Ao lado da psicóloga Andrea Zanella, Pri Bertucci lançou o Manifesto ILE Para uma comunicação radicalmente inclusiva, em 2015. Este defende a inclusão do gênero não-binário na língua portuguesa e o uso do pronome “ile” como alternativa para a usual generalização no masculino. De acordo com o manifesto:
Há quem não se sinta representade (a) (o) pelas formas normalizantes de expressão: ele ou ela (como se só houvesse duas possibilidades).
Há quem fique desconfortável por perceber que tem gente querendo ser algo que não estava previsto na ‘norma’.
Essa divisão em dois, esse binarismo, deixa de fora uma enorme variedade de possibilidades, que não são nem uma coisa, nem outra.
E quem está nesse grupo, do nem uma coisa nem outra, continua sendo gente, continua tendo direito de ser como é.
Essa nova palavra, esse novo pronome de gênero ‘ile’, é uma tentativa de questionar a ‘norma’, a cis-heteronormatividade, aquele conceito que diz que ‘o certo é homem, macho e masculino e mulher, fêmea e feminina’.
“O que não tem nome não existe”
A linguagem neutra é fruto de muitas críticas, mas, segundo Pri, nenhum movimento da causa LGBTQIA+ impõe necessariamente uma mudança na língua portuguesa. “É importante entender que o sistema linguístico que existe hoje não dá conta de representar todas as identidades e expressões que existem na nossa humanidade”, defende.
O uso da linguagem neutra provoca uma nova visão de mundo, um modelo de civilização que não é polarizado entre homem e mulher, feminino e masculino. A humanidade se constitui em torno do uso da língua, e a partir dela é possível incluir identidades que usualmente são apagadas.
“O que não tem nome não existe. Como você vai criar uma política pública para pessoas não-binárias ou intersexo se a gente nem sabe que elas existem na sociedade? Se elas nem existem no nosso vocabulário?”, questiona Pri Bertucci.
Primeiros passos
Mesmo a quem já aderiu à linguagem neutra, ela ainda causa estranhamento. Se acostumar com as formas de existência para além do binarismo é um processo de tentativa e erro. O primeiro passo, segundo Pri, é o de nunca presumir o pronome de ninguém.
Em 2020, a [DIVERSITY BBOX] criou a campanha “vamos naturalizar pronomes de gênero” nas redes sociais. Muitos profissionais passaram a usar os seus pronomes de gênero em assinaturas no LinkedIn (ele, ela ou ile).

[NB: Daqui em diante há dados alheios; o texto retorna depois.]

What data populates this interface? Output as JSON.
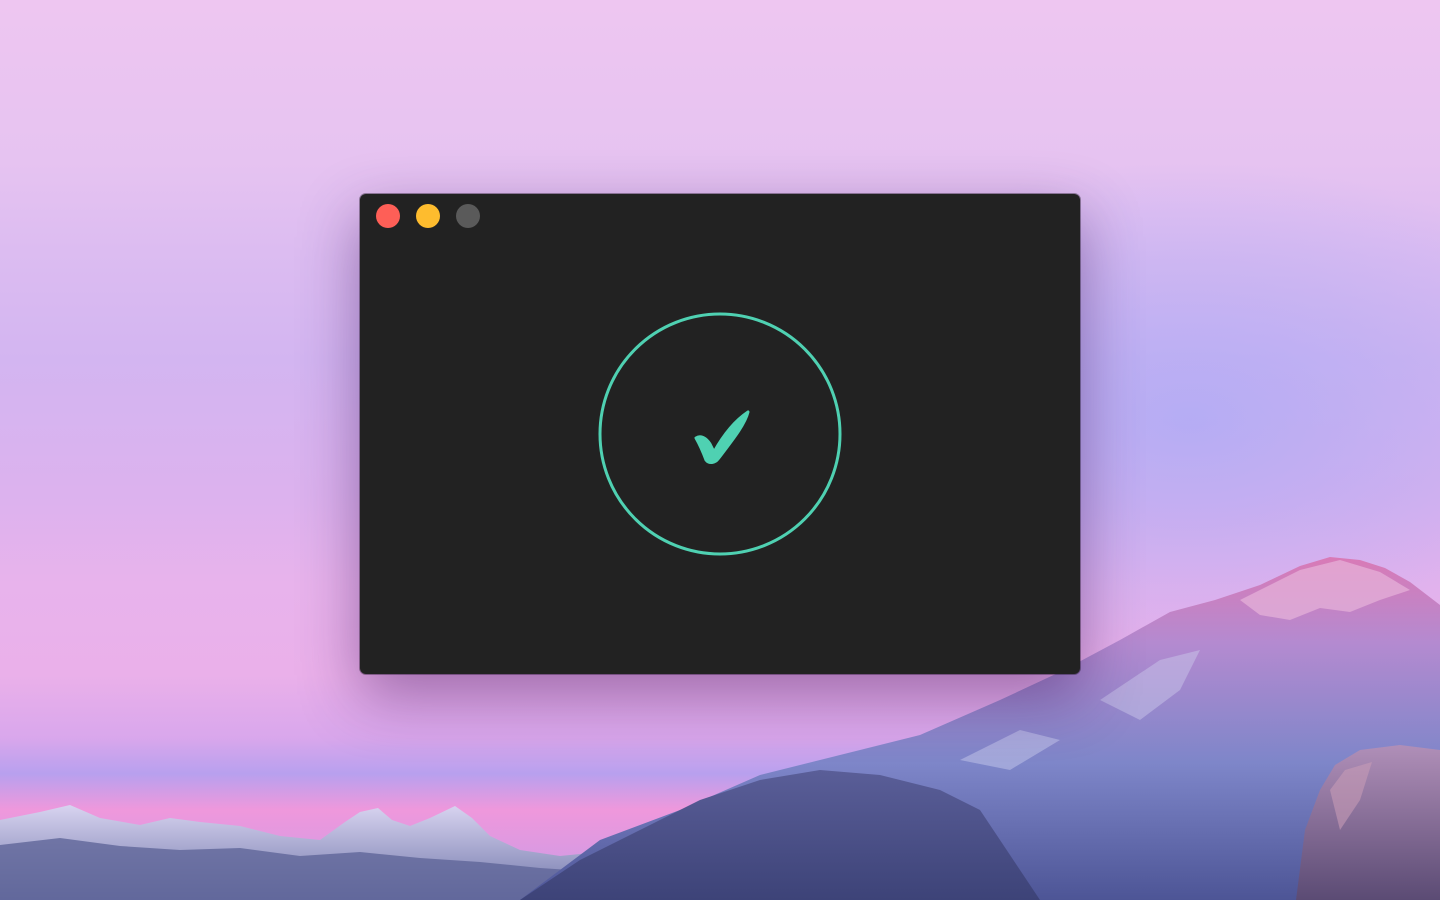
{
  "window": {
    "background": "#222222",
    "controls": {
      "close_color": "#fe5f57",
      "minimize_color": "#febc2e",
      "zoom_color": "#5a5a5a"
    }
  },
  "status": {
    "icon": "checkmark-icon",
    "accent": "#4fd1b2"
  }
}
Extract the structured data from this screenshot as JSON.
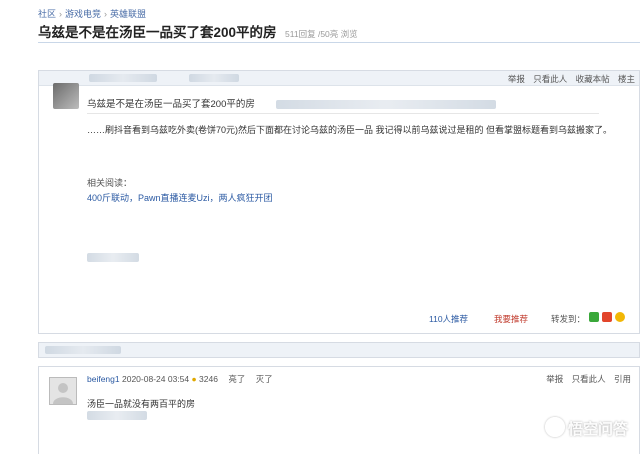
{
  "breadcrumb": {
    "items": [
      "社区",
      "游戏电竞",
      "英雄联盟"
    ],
    "separator": "›"
  },
  "thread": {
    "title": "乌兹是不是在汤臣一品买了套200平的房",
    "stats": "511回复 /50亮 浏览"
  },
  "post1": {
    "actions": [
      "举报",
      "只看此人",
      "收藏本帖",
      "楼主"
    ],
    "quote_title": "乌兹是不是在汤臣一品买了套200平的房",
    "body": "……刷抖音看到乌兹吃外卖(卷饼70元)然后下面都在讨论乌兹的汤臣一品 我记得以前乌兹说过是租的 但看掌盟标题看到乌兹搬家了。",
    "related_label": "相关阅读：",
    "related_links": "400斤联动，Pawn直播连麦Uzi，两人疯狂开团",
    "recommend": "110人推荐",
    "want_recommend": "我要推荐",
    "send_to": "转发到："
  },
  "post2": {
    "username": "beifeng1",
    "datetime": "2020-08-24 03:54",
    "light_count": "3246",
    "light": "亮了",
    "dark": "灭了",
    "actions": [
      "举报",
      "只看此人",
      "引用"
    ],
    "text": "汤臣一品就没有两百平的房"
  },
  "watermark": {
    "text": "悟空问答"
  },
  "icons": {
    "avatar": "default-avatar-icon",
    "bulb": "light-bulb-icon",
    "share": [
      "wechat-icon",
      "weibo-icon",
      "qzone-icon"
    ]
  },
  "colors": {
    "link": "#2b5aa3",
    "want": "#c0392b",
    "header_bg": "#eef2f7"
  }
}
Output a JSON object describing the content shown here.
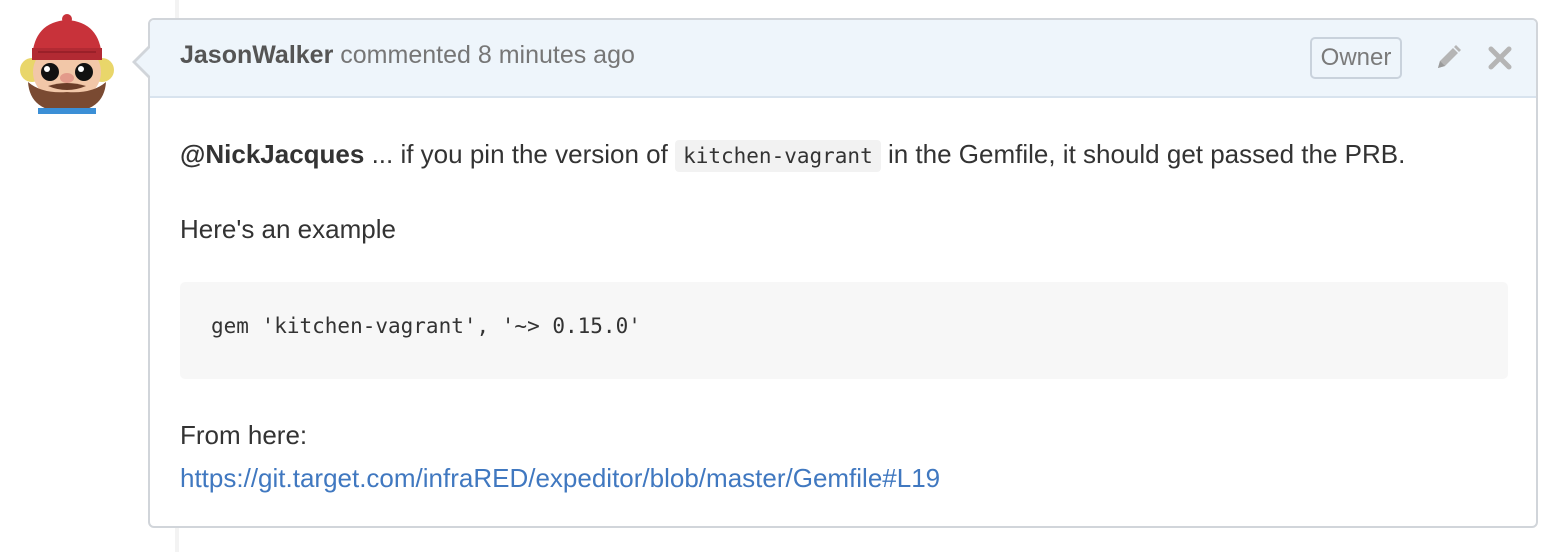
{
  "avatar": {
    "alt": "JasonWalker avatar"
  },
  "comment": {
    "author": "JasonWalker",
    "action": "commented",
    "time": "8 minutes ago",
    "badge": "Owner",
    "icons": {
      "edit": "pencil-icon",
      "delete": "close-icon"
    },
    "body": {
      "mention": "@NickJacques",
      "text_before_code": " ... if you pin the version of ",
      "inline_code": "kitchen-vagrant",
      "text_after_code": " in the Gemfile, it should get passed the PRB.",
      "example_intro": "Here's an example",
      "code_block": "gem 'kitchen-vagrant', '~> 0.15.0'",
      "from_here": "From here:",
      "link": "https://git.target.com/infraRED/expeditor/blob/master/Gemfile#L19"
    }
  },
  "colors": {
    "header_bg": "#eef5fb",
    "border": "#d1d5da",
    "link": "#4078c0",
    "code_bg": "#f7f7f7"
  }
}
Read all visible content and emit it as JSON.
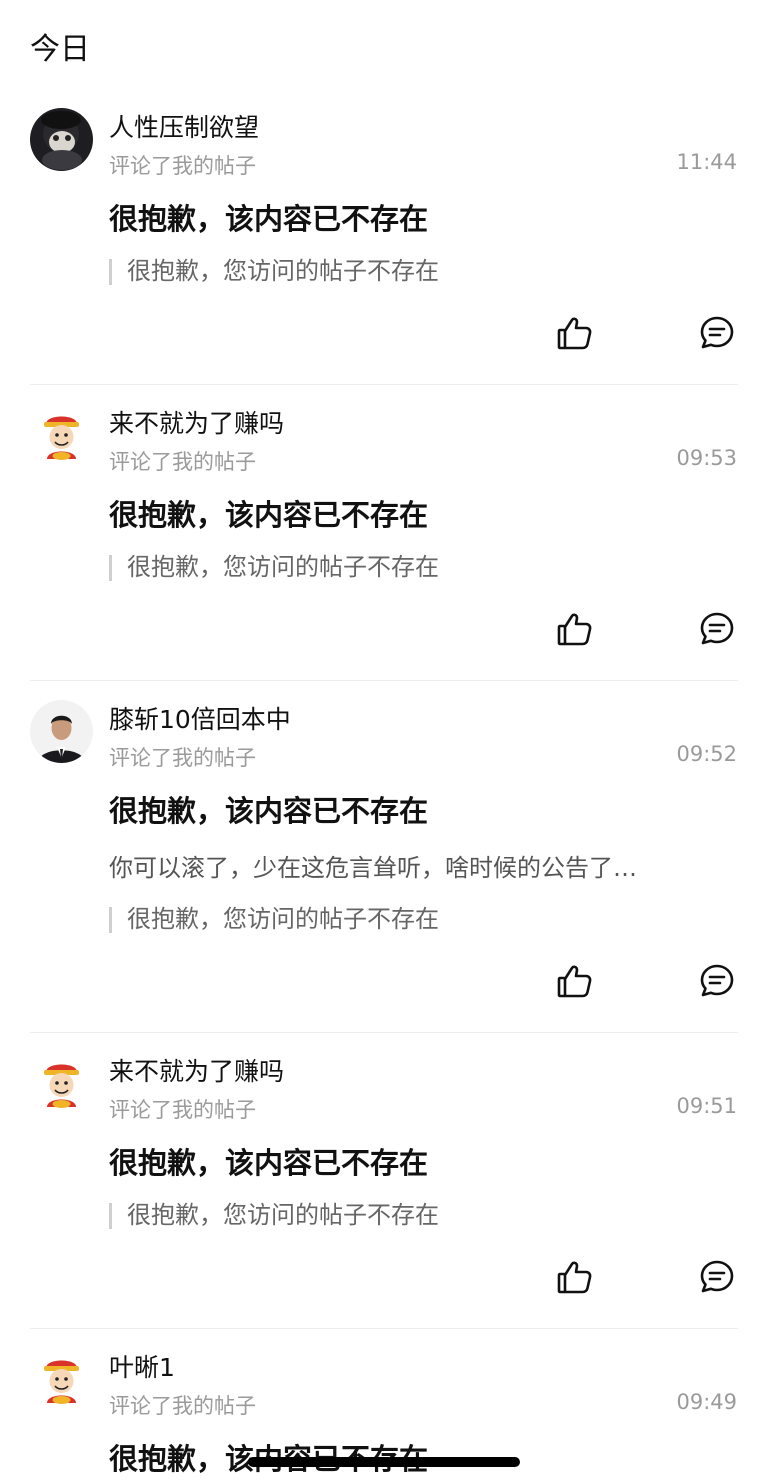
{
  "section": {
    "title": "今日"
  },
  "colors": {
    "text": "#111111",
    "muted": "#9a9a9a",
    "quote_bar": "#cfcfcf",
    "divider": "#ededed"
  },
  "notifications": [
    {
      "username": "人性压制欲望",
      "action": "评论了我的帖子",
      "time": "11:44",
      "headline": "很抱歉，该内容已不存在",
      "reply": "",
      "quote": "很抱歉，您访问的帖子不存在",
      "avatar": "cat-photo-avatar",
      "like_icon": "thumbs-up-icon",
      "comment_icon": "comment-bubble-icon"
    },
    {
      "username": "来不就为了赚吗",
      "action": "评论了我的帖子",
      "time": "09:53",
      "headline": "很抱歉，该内容已不存在",
      "reply": "",
      "quote": "很抱歉，您访问的帖子不存在",
      "avatar": "fortune-god-avatar",
      "like_icon": "thumbs-up-icon",
      "comment_icon": "comment-bubble-icon"
    },
    {
      "username": "膝斩10倍回本中",
      "action": "评论了我的帖子",
      "time": "09:52",
      "headline": "很抱歉，该内容已不存在",
      "reply": "你可以滚了，少在这危言耸听，啥时候的公告了…",
      "quote": "很抱歉，您访问的帖子不存在",
      "avatar": "man-in-suit-avatar",
      "like_icon": "thumbs-up-icon",
      "comment_icon": "comment-bubble-icon"
    },
    {
      "username": "来不就为了赚吗",
      "action": "评论了我的帖子",
      "time": "09:51",
      "headline": "很抱歉，该内容已不存在",
      "reply": "",
      "quote": "很抱歉，您访问的帖子不存在",
      "avatar": "fortune-god-avatar",
      "like_icon": "thumbs-up-icon",
      "comment_icon": "comment-bubble-icon"
    },
    {
      "username": "叶晰1",
      "action": "评论了我的帖子",
      "time": "09:49",
      "headline": "很抱歉，该内容已不存在",
      "reply": "",
      "quote": "",
      "avatar": "fortune-god-avatar",
      "like_icon": "thumbs-up-icon",
      "comment_icon": "comment-bubble-icon"
    }
  ]
}
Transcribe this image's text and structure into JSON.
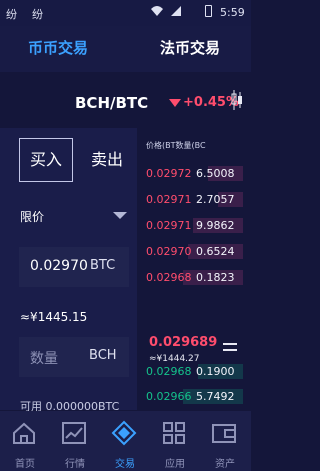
{
  "status_bar": {
    "left_text": "纷",
    "left_text2": "纷",
    "time": "5:59",
    "colors": {
      "bg": "#171a44",
      "text": "#dfe2f2"
    }
  },
  "tabs": [
    {
      "label": "币币交易",
      "active": true
    },
    {
      "label": "法币交易",
      "active": false
    }
  ],
  "pair": {
    "symbol": "BCH/BTC",
    "change": "+0.45%"
  },
  "trade": {
    "buy_label": "买入",
    "sell_label": "卖出",
    "order_type": "限价",
    "price_value": "0.02970",
    "price_unit": "BTC",
    "approx_cny": "≈¥1445.15",
    "qty_placeholder": "数量",
    "qty_unit": "BCH",
    "available": "可用 0.000000BTC"
  },
  "orderbook": {
    "header": "价格(BT数量(BC",
    "asks": [
      {
        "price": "0.02972",
        "qty": "6.5008",
        "depth": 0.35
      },
      {
        "price": "0.02971",
        "qty": "2.7057",
        "depth": 0.25
      },
      {
        "price": "0.02971",
        "qty": "9.9862",
        "depth": 0.5
      },
      {
        "price": "0.02970",
        "qty": "0.6524",
        "depth": 0.55
      },
      {
        "price": "0.02968",
        "qty": "0.1823",
        "depth": 0.6
      }
    ],
    "mid_price": "0.029689",
    "mid_cny": "≈¥1444.27",
    "bids": [
      {
        "price": "0.02968",
        "qty": "0.1900",
        "depth": 0.45
      },
      {
        "price": "0.02966",
        "qty": "5.7492",
        "depth": 0.6
      }
    ]
  },
  "nav": [
    {
      "label": "首页",
      "icon": "home-icon",
      "active": false
    },
    {
      "label": "行情",
      "icon": "chart-icon",
      "active": false
    },
    {
      "label": "交易",
      "icon": "exchange-icon",
      "active": true
    },
    {
      "label": "应用",
      "icon": "grid-icon",
      "active": false
    },
    {
      "label": "资产",
      "icon": "wallet-icon",
      "active": false
    }
  ],
  "colors": {
    "accent": "#3ba1ff",
    "red": "#ff4d6d",
    "green": "#14c28b",
    "bg": "#14163a"
  }
}
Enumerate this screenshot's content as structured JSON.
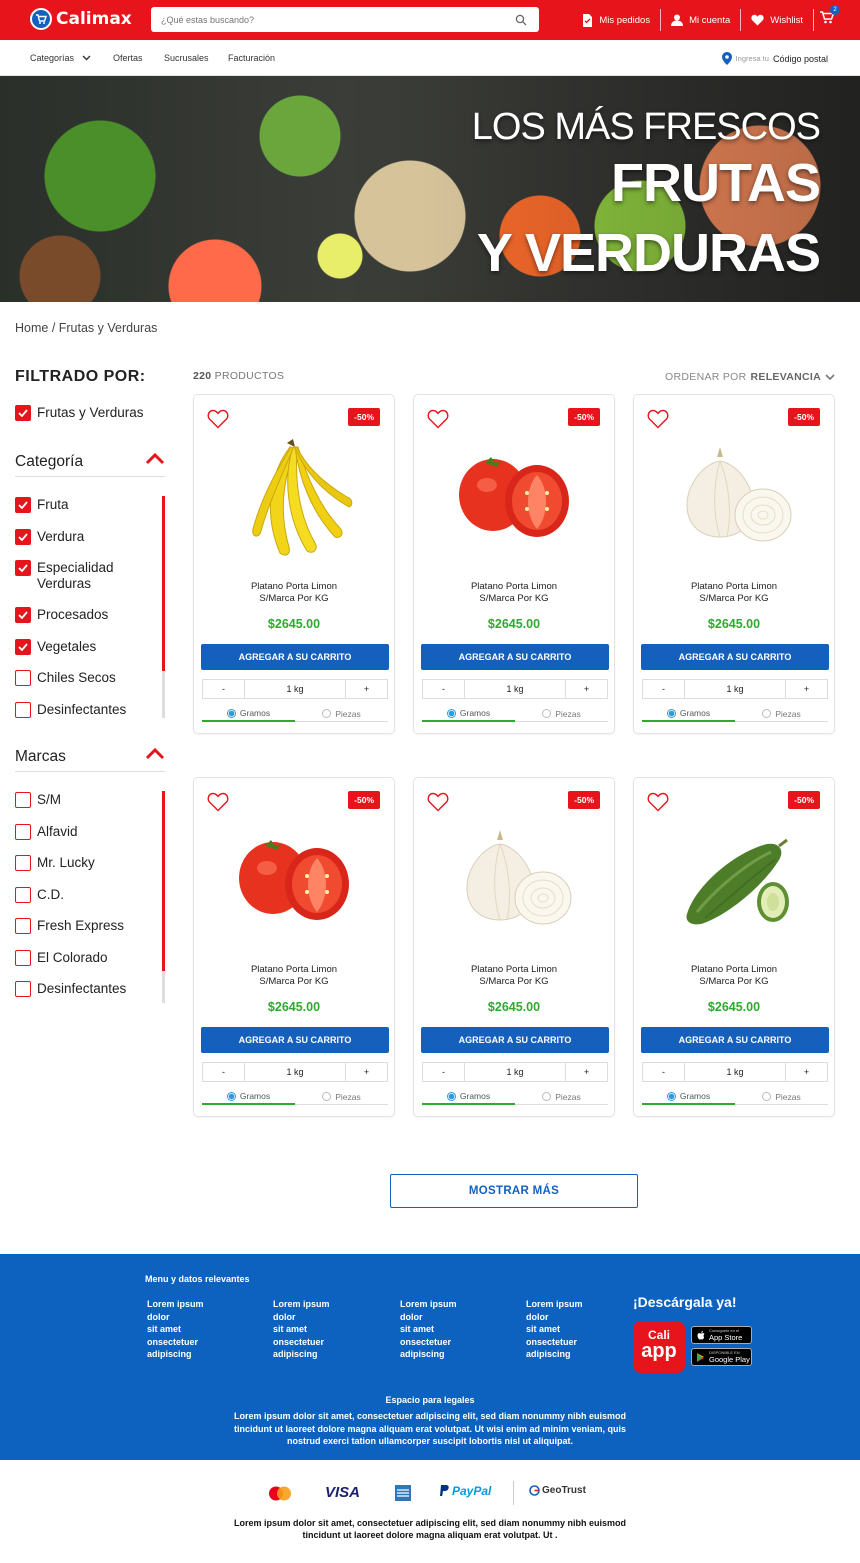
{
  "header": {
    "logo": "Calimax",
    "search_placeholder": "¿Qué estas buscando?",
    "orders": "Mis pedidos",
    "account": "Mi cuenta",
    "wishlist": "Wishlist",
    "cart_count": "2"
  },
  "subnav": {
    "categories": "Categorías",
    "offers": "Ofertas",
    "branches": "Sucrusales",
    "billing": "Facturación",
    "postal_hint": "Ingresa tu",
    "postal_label": "Código postal"
  },
  "banner": {
    "line1": "LOS MÁS FRESCOS",
    "line2": "FRUTAS",
    "line3": "Y VERDURAS"
  },
  "breadcrumb": "Home / Frutas y Verduras",
  "filters": {
    "title": "FILTRADO POR:",
    "active": "Frutas y Verduras",
    "category_title": "Categoría",
    "categories": [
      {
        "label": "Fruta",
        "checked": true
      },
      {
        "label": "Verdura",
        "checked": true
      },
      {
        "label": "Especialidad Verduras",
        "checked": true
      },
      {
        "label": "Procesados",
        "checked": true
      },
      {
        "label": "Vegetales",
        "checked": true
      },
      {
        "label": "Chiles Secos",
        "checked": false
      },
      {
        "label": "Desinfectantes",
        "checked": false
      }
    ],
    "brands_title": "Marcas",
    "brands": [
      {
        "label": "S/M",
        "checked": false
      },
      {
        "label": "Alfavid",
        "checked": false
      },
      {
        "label": "Mr. Lucky",
        "checked": false
      },
      {
        "label": "C.D.",
        "checked": false
      },
      {
        "label": "Fresh Express",
        "checked": false
      },
      {
        "label": "El Colorado",
        "checked": false
      },
      {
        "label": "Desinfectantes",
        "checked": false
      }
    ]
  },
  "listing": {
    "count_number": "220",
    "count_label": "PRODUCTOS",
    "sort_label": "ORDENAR POR",
    "sort_value": "RELEVANCIA"
  },
  "products": [
    {
      "image": "banana",
      "discount": "-50%",
      "name_line1": "Platano Porta Limon",
      "name_line2": "S/Marca Por KG",
      "price": "$2645.00",
      "button": "AGREGAR A SU CARRITO",
      "minus": "-",
      "qty": "1 kg",
      "plus": "+",
      "unit1": "Gramos",
      "unit2": "Piezas"
    },
    {
      "image": "tomato",
      "discount": "-50%",
      "name_line1": "Platano Porta Limon",
      "name_line2": "S/Marca Por KG",
      "price": "$2645.00",
      "button": "AGREGAR A SU CARRITO",
      "minus": "-",
      "qty": "1 kg",
      "plus": "+",
      "unit1": "Gramos",
      "unit2": "Piezas"
    },
    {
      "image": "onion",
      "discount": "-50%",
      "name_line1": "Platano Porta Limon",
      "name_line2": "S/Marca Por KG",
      "price": "$2645.00",
      "button": "AGREGAR A SU CARRITO",
      "minus": "-",
      "qty": "1 kg",
      "plus": "+",
      "unit1": "Gramos",
      "unit2": "Piezas"
    },
    {
      "image": "tomato",
      "discount": "-50%",
      "name_line1": "Platano Porta Limon",
      "name_line2": "S/Marca Por KG",
      "price": "$2645.00",
      "button": "AGREGAR A SU CARRITO",
      "minus": "-",
      "qty": "1 kg",
      "plus": "+",
      "unit1": "Gramos",
      "unit2": "Piezas"
    },
    {
      "image": "onion",
      "discount": "-50%",
      "name_line1": "Platano Porta Limon",
      "name_line2": "S/Marca Por KG",
      "price": "$2645.00",
      "button": "AGREGAR A SU CARRITO",
      "minus": "-",
      "qty": "1 kg",
      "plus": "+",
      "unit1": "Gramos",
      "unit2": "Piezas"
    },
    {
      "image": "zucchini",
      "discount": "-50%",
      "name_line1": "Platano Porta Limon",
      "name_line2": "S/Marca Por KG",
      "price": "$2645.00",
      "button": "AGREGAR A SU CARRITO",
      "minus": "-",
      "qty": "1 kg",
      "plus": "+",
      "unit1": "Gramos",
      "unit2": "Piezas"
    }
  ],
  "show_more": "MOSTRAR MÁS",
  "footer": {
    "menu_title": "Menu y datos relevantes",
    "columns": [
      [
        "Lorem ipsum",
        "dolor",
        "sit amet",
        "onsectetuer",
        "adipiscing"
      ],
      [
        "Lorem ipsum",
        "dolor",
        "sit amet",
        "onsectetuer",
        "adipiscing"
      ],
      [
        "Lorem ipsum",
        "dolor",
        "sit amet",
        "onsectetuer",
        "adipiscing"
      ],
      [
        "Lorem ipsum",
        "dolor",
        "sit amet",
        "onsectetuer",
        "adipiscing"
      ]
    ],
    "download_title": "¡Descárgala ya!",
    "app_line1": "Cali",
    "app_line2": "app",
    "appstore_small": "Consíguelo en el",
    "appstore": "App Store",
    "googleplay_small": "DISPONIBLE EN",
    "googleplay": "Google Play",
    "legal_title": "Espacio para legales",
    "legal_text": "Lorem ipsum dolor sit amet, consectetuer adipiscing elit, sed diam nonummy nibh euismod tincidunt ut laoreet dolore magna aliquam erat volutpat. Ut wisi enim ad minim veniam, quis nostrud exerci tation ullamcorper suscipit lobortis nisl ut aliquipat."
  },
  "payments": {
    "visa": "VISA",
    "paypal": "PayPal",
    "geotrust": "GeoTrust"
  },
  "bottom_legal": "Lorem ipsum dolor sit amet, consectetuer adipiscing elit, sed diam nonummy nibh euismod tincidunt ut laoreet dolore magna aliquam erat volutpat. Ut .",
  "colors": {
    "brand_red": "#e8141b",
    "brand_blue": "#1560bd",
    "price_green": "#2eaa2e"
  }
}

E a mudança já chega para outros setores. A Braskem, empresa do setor petroquímico, lançou um guia de ‘comunicação inclusiva’ para melhorar o relacionamento entre funcionários no ambiente de trabalho. O material orienta os colaboradores a, por exemplo, evitarem expressões como ‘homossexualismo’ (o sufixo ‘ismo’ indica doença) e ‘opção sexual’ e a utilizarem os termos ‘homossexualidade’ e ‘orientação sexual’.
“O que eu poderia indicar é a educação, e o acesso ao conhecimento, pois isso quebra os paradigmas”, afirmou Debora Gepp, líder de Diversidade & Inclusão na Braskem, durante o Festival Path Digital.
“Eu sempre sugiro para as empresas o uso de uma linguagem mista”, afirma Pri Betucci. “A linguagem mista é uma mistura da linguagem inclusiva com a linguagem neutra. Por não haver uma linguagem pronta, este é um processo que precisa passar por tentativa, erro e lapidação. A sociedade, de forma geral, está sempre buscando como se comunicar de forma mais respeitável e inclusiva”.
Todxs Nós, produção brasileira da HBO, é a primeira série com personagem não binário da TV. Rafa, a protagonista, deixa a família no interior de São Paulo para viver com o seu primo, Vini, na capital. Por conta da produção, a HBO lançou o Guia Todxs Nós, onde oferece sugestões para utilização de uma linguagem neutra, ou inclusiva.